Researchers Say Workers Who Lost Their Job During Pandemic May Be Replaced During Recovery

F.J. Thomas

Atlanta, GA (WorkersCompensation.com) – Workers who were laid off during the pandemic may be more likely to be replaced by automation during the recovery period according to a new fiscal report from Georgia State University.

In report titled, “Future of Industry and Employment: COVID-19 Effects Exacerbate the March of Artificial Intelligence”, researchers analyzed the potential impact the COVID-19 pandemic will have on various industries. That information was then cross referenced with industries that have high potential for large-scale automation via artificial intelligence (AI) and advanced computer technologies (ACT) ultimately resulting in job replacement.

According to Peter Bluestone, one of the authors of the report, 50 percent of jobs in Georgia are at risk of being lost due to ACT. In another report by co-researchers Emmanuel Chike and Sally Wallace, 49 percent of jobs in the state have a 70 percent or higher chance of becoming automated. With the effects of the pandemic, those percentages could be higher and potentially speed up the process, especially with businesses seeking out innovative ways to use technology to accommodate the need for social distancing while some employees are working from home.

The researchers found that around 75 percent of those industries at risk due to the pandemic also match the industries that are at high risk of job loss due to AI. The industries that match both sets of criteria include:

  • Accommodation, Food Service
  • Entertainment, Art, Recreation
  • Wholesale and Retail Trade
  • Construction
  • Other Services

Accommodation and food service have the highest potential for job loss due to the COVID-19 pandemic and automation, according to researchers. Interestingly enough, the percentage of job loss in that industry is about the same for each catalyst, as 74 percent of workers are at risk of losing their jobs due to the pandemic, and 73 percent are at risk due to automation. Wholesale trade is another industry where the percentages are the same per reason with 44 percent of workers, primarily in sales, in danger of losing their jobs due to the pandemic or automation.

Half of those in entertainment, arts and recreation are in danger of losing their jobs due to the pandemic. Most of those jobs include personal care and service occupations. According to the researchers’ data around 41 percent of those jobs are in danger of being lost due to automation.

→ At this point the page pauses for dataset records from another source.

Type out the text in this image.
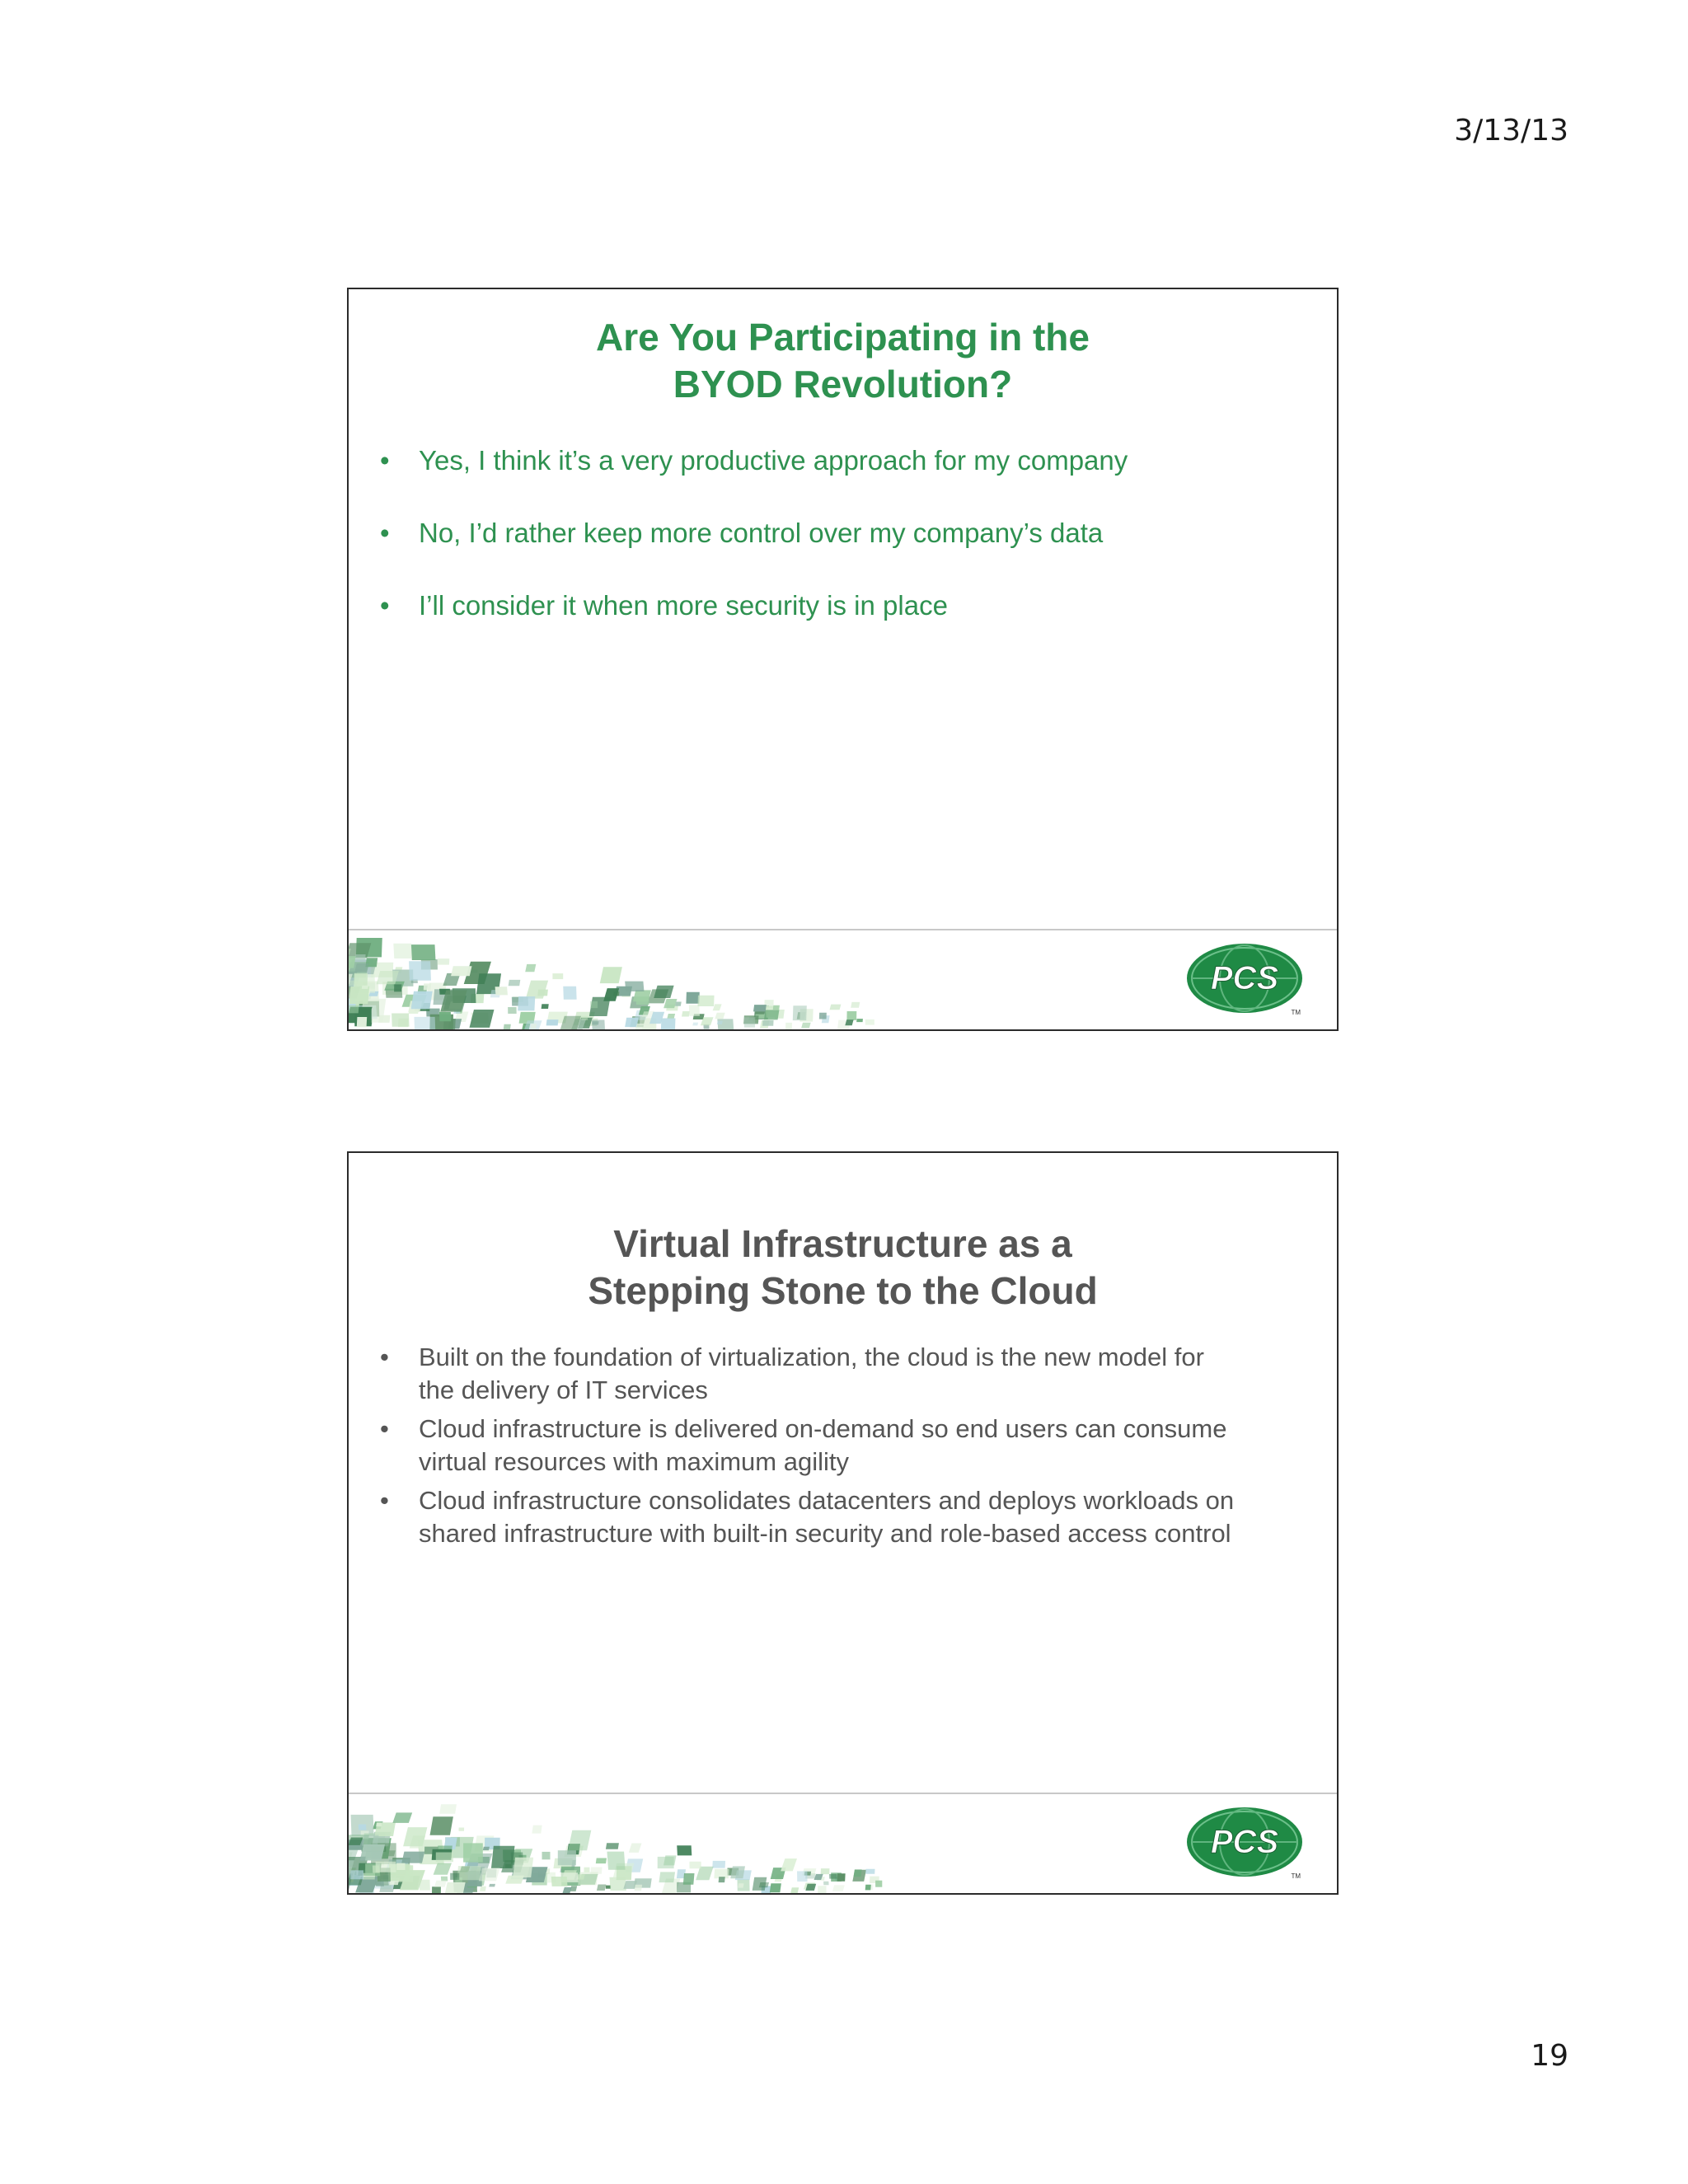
3/13/13
Are You Participating in the
BYOD Revolution?
• Yes, I think it’s a very productive approach for my company
• No, I’d rather keep more control over my company’s data
• I’ll consider it when more security is in place
PCS
TM
Virtual Infrastructure as a
Stepping Stone to the Cloud
• Built on the foundation of virtualization, the cloud is the new model for
the delivery of IT services
• Cloud infrastructure is delivered on-demand so end users can consume
virtual resources with maximum agility
• Cloud infrastructure consolidates datacenters and deploys workloads on
shared infrastructure with built-in security and role-based access control
PCS
TM
19
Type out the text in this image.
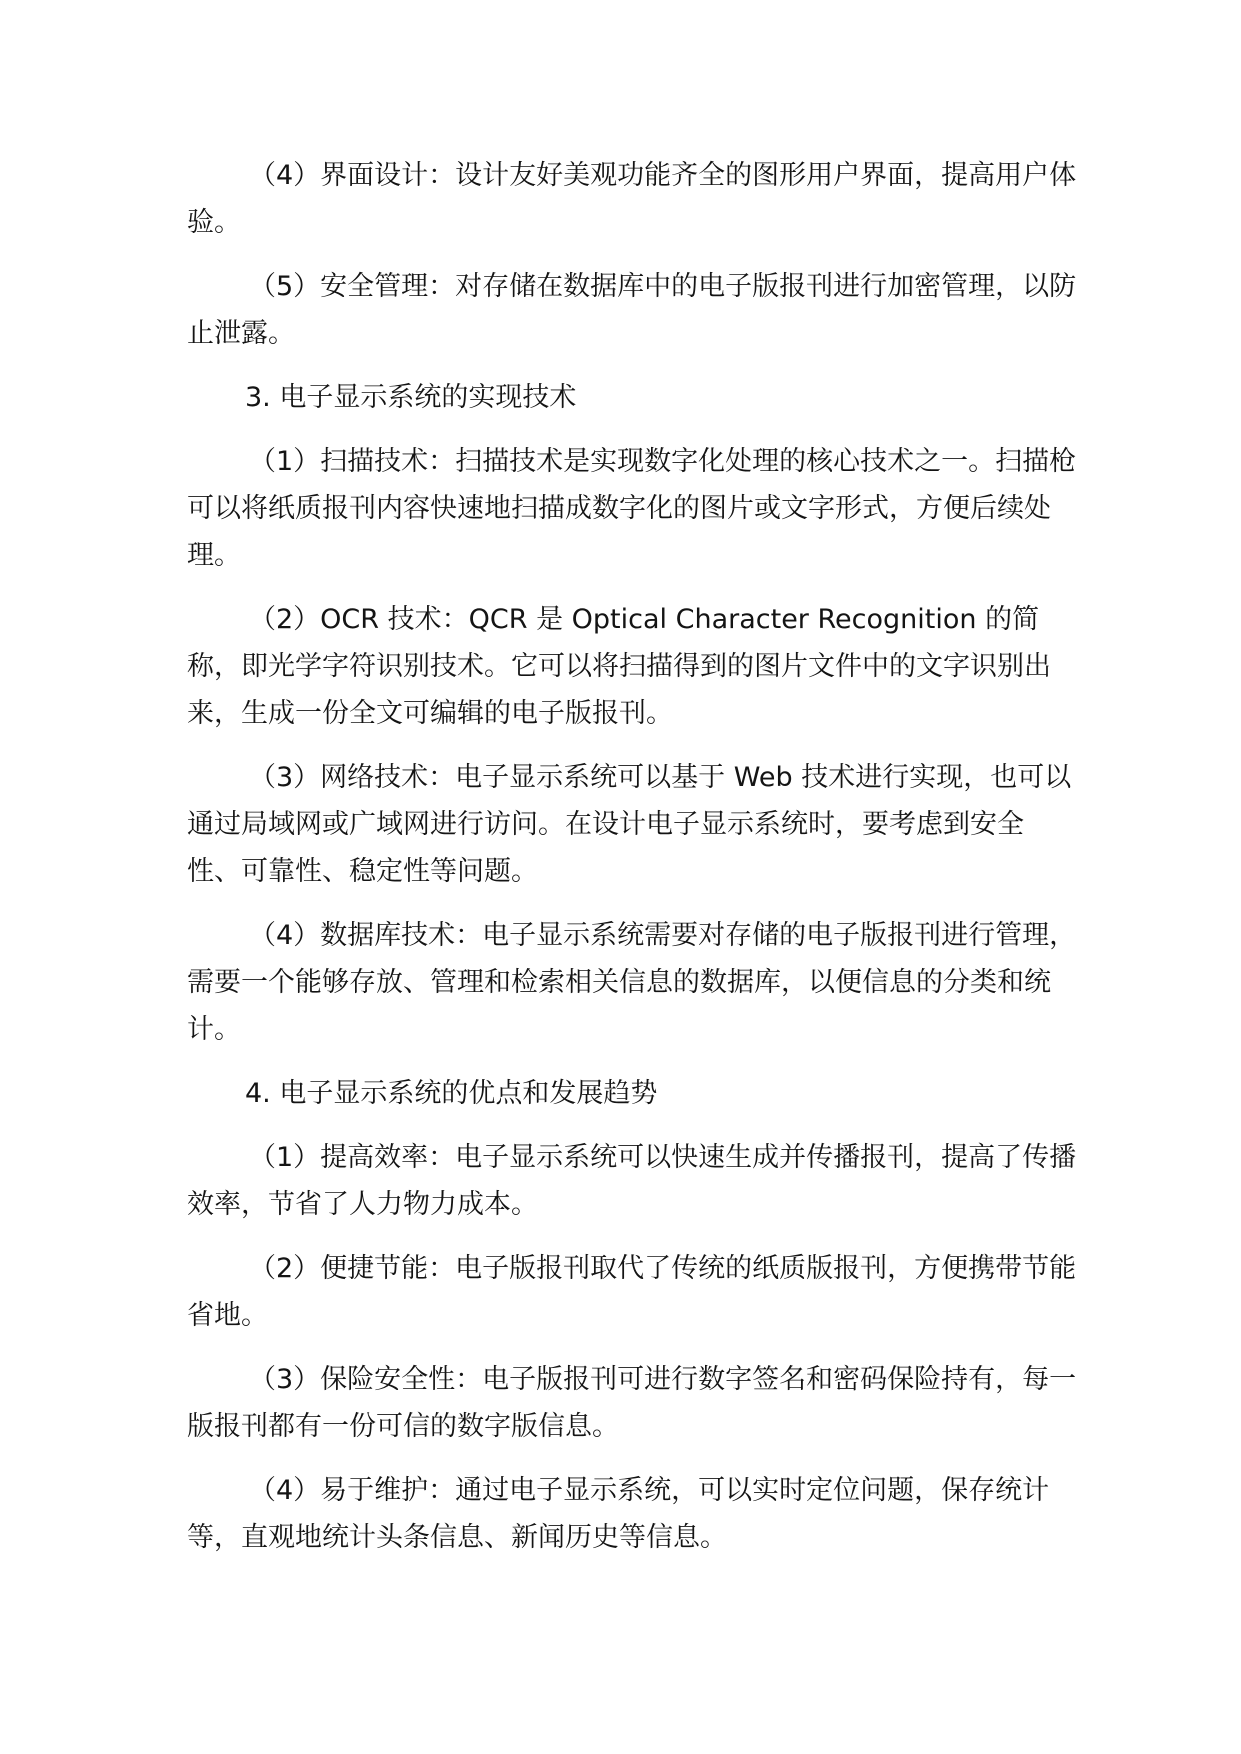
（4）界面设计：设计友好美观功能齐全的图形用户界面，提高用户体验。

（5）安全管理：对存储在数据库中的电子版报刊进行加密管理，以防止泄露。

3. 电子显示系统的实现技术

（1）扫描技术：扫描技术是实现数字化处理的核心技术之一。扫描枪可以将纸质报刊内容快速地扫描成数字化的图片或文字形式，方便后续处理。

（2）OCR 技术：QCR 是 Optical Character Recognition 的简称，即光学字符识别技术。它可以将扫描得到的图片文件中的文字识别出来，生成一份全文可编辑的电子版报刊。

（3）网络技术：电子显示系统可以基于 Web 技术进行实现，也可以通过局域网或广域网进行访问。在设计电子显示系统时，要考虑到安全性、可靠性、稳定性等问题。

（4）数据库技术：电子显示系统需要对存储的电子版报刊进行管理，需要一个能够存放、管理和检索相关信息的数据库，以便信息的分类和统计。

4. 电子显示系统的优点和发展趋势

（1）提高效率：电子显示系统可以快速生成并传播报刊，提高了传播效率，节省了人力物力成本。

（2）便捷节能：电子版报刊取代了传统的纸质版报刊，方便携带节能省地。

（3）保险安全性：电子版报刊可进行数字签名和密码保险持有，每一版报刊都有一份可信的数字版信息。

（4）易于维护：通过电子显示系统，可以实时定位问题，保存统计等，直观地统计头条信息、新闻历史等信息。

In the construction industry, 36 percent of workers were in danger of being laid off due to COVID-19, and 47 percent were in danger of job loss due to automation. Transportation had a relatively low risk of layoff due to the pandemic at 19 percent but the risk for automation was much higher at 57 percent. Manufacturing was in the same boat at around 21 percent job loss due to the pandemic, but 60 percent job loss due to the automation. Mining and agriculture were also industries that appear will be relatively unscathed by the pandemic but are risk of job loss due to AI. Mining has the potential of a 6 percent job loss due to COVID-19 but a 51 percent risk of job loss due to automation. Similarly, agriculture scored in at 5 percent risk for job loss during the pandemic, but has the potential of 58 percent job loss due to the use of automated technology.

While some of these totals fall in line with a recent report of national jobs at risk from SmartAsset, there are definitely some differences between the data. For instance, both reports suggest that entertainment and recreation, food services and accommodation are industries with the highest percentages of potential job loss due to COVID-19. However, the SmartAsset report indicated mining as a high-risk industry for pandemic job loss while this report suggests a much lower potential for unemployment caused by the pandemic.